While this novel spirochete-associated, lipidation-independent TNF-α-inducing activity was identified by using mast cells, the same activity may be capable of activating nonmast cells as well. Proof of this will require testing of purified native or recombinant protein. Despite much evidence favoring a requirement for Pam₃Cys in B. burgdorferi lipoprotein-mediated host cell activation, one recent study found that nonlipidated OspA was able to elicit cytokine release from human monocytes, although the cytokine levels were severalfold lower than those elicited by lipidated OspA (33), suggesting that the Pam₃Cys moiety provides an adjuvant effect but may not be strictly required. Thus, the relative importance of lipidation-independent and Pam₃Cys-dependent cytokine-inducing activity in B. burgdorferi remains to be clarified.

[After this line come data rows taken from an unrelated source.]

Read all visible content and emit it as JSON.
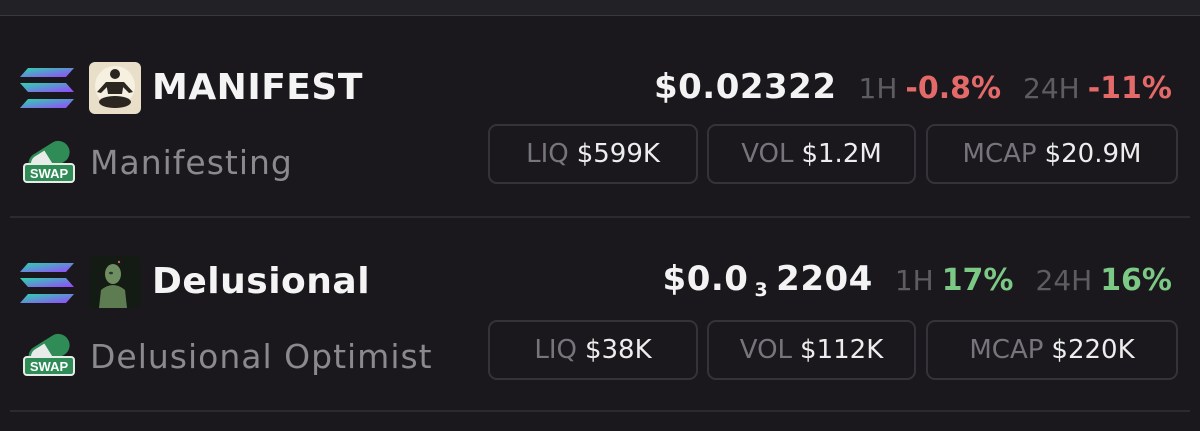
{
  "tokens": [
    {
      "symbol": "MANIFEST",
      "name": "Manifesting",
      "price": "$0.02322",
      "price_main": "$0.02322",
      "price_subscript": "",
      "price_tail": "",
      "h1_label": "1H",
      "h1_change": "-0.8%",
      "h24_label": "24H",
      "h24_change": "-11%",
      "trend": "negative",
      "liq_label": "LIQ",
      "liq_value": "$599K",
      "vol_label": "VOL",
      "vol_value": "$1.2M",
      "mcap_label": "MCAP",
      "mcap_value": "$20.9M",
      "avatar_icon": "meditating-figure-avatar"
    },
    {
      "symbol": "Delusional",
      "name": "Delusional Optimist",
      "price_main": "$0.0",
      "price_subscript": "3",
      "price_tail": "2204",
      "h1_label": "1H",
      "h1_change": "17%",
      "h24_label": "24H",
      "h24_change": "16%",
      "trend": "positive",
      "liq_label": "LIQ",
      "liq_value": "$38K",
      "vol_label": "VOL",
      "vol_value": "$112K",
      "mcap_label": "MCAP",
      "mcap_value": "$220K",
      "avatar_icon": "green-figure-avatar"
    }
  ],
  "icons": {
    "chain": "solana-icon",
    "dex": "swap-pill-icon",
    "dex_label": "SWAP"
  },
  "colors": {
    "background": "#1a181d",
    "negative": "#e46a6a",
    "positive": "#7cc885",
    "muted": "#76757b",
    "border": "#34333a"
  }
}
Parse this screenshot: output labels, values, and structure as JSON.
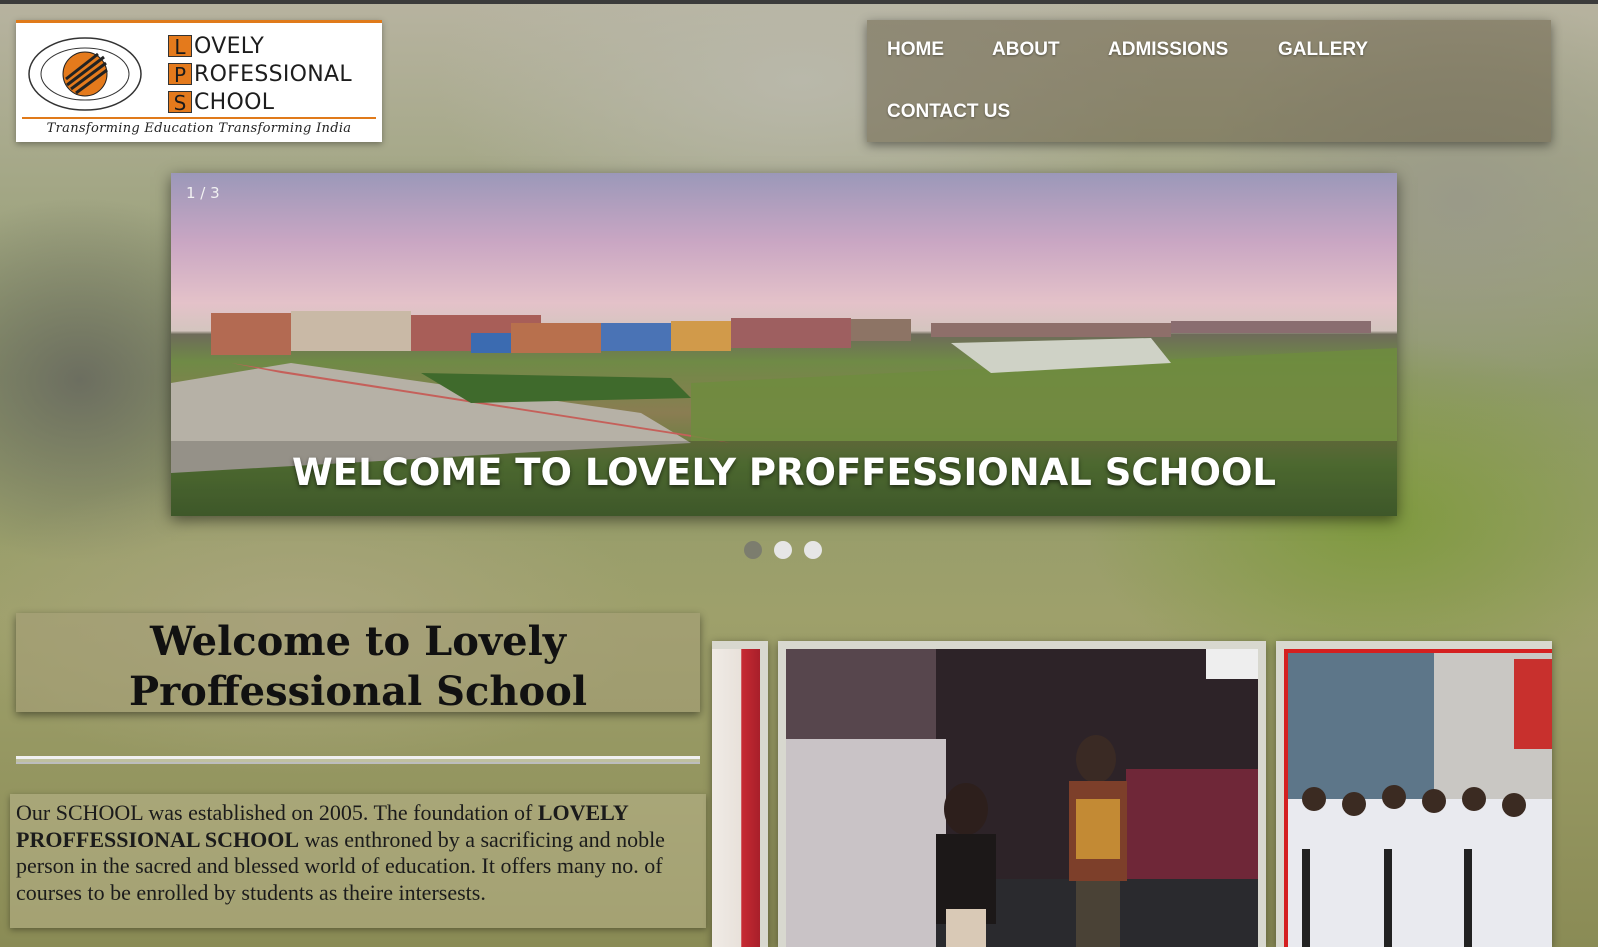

In summary, we report the partial characterization of a B. burgdorferi spirochete-associated activity which induces mast cells to undergo low-level degranulation and secretion of the proinflammatory cytokine TNF-α. The activity is protease sensitive, surface expressed, and, in contrast to the major bioactivity previously associated with B. burgdorferi (21, 56, 65, 77, 79), does not require lipidation. The activity is lost during in vitro passage of B. burgdorferi spirochetes and is therefore probably plasmid encoded (5, 36, 55, 60, 61, 70, 72). The possible influence of this activity on spirochete infectivity and pathogenicity is currently being tested.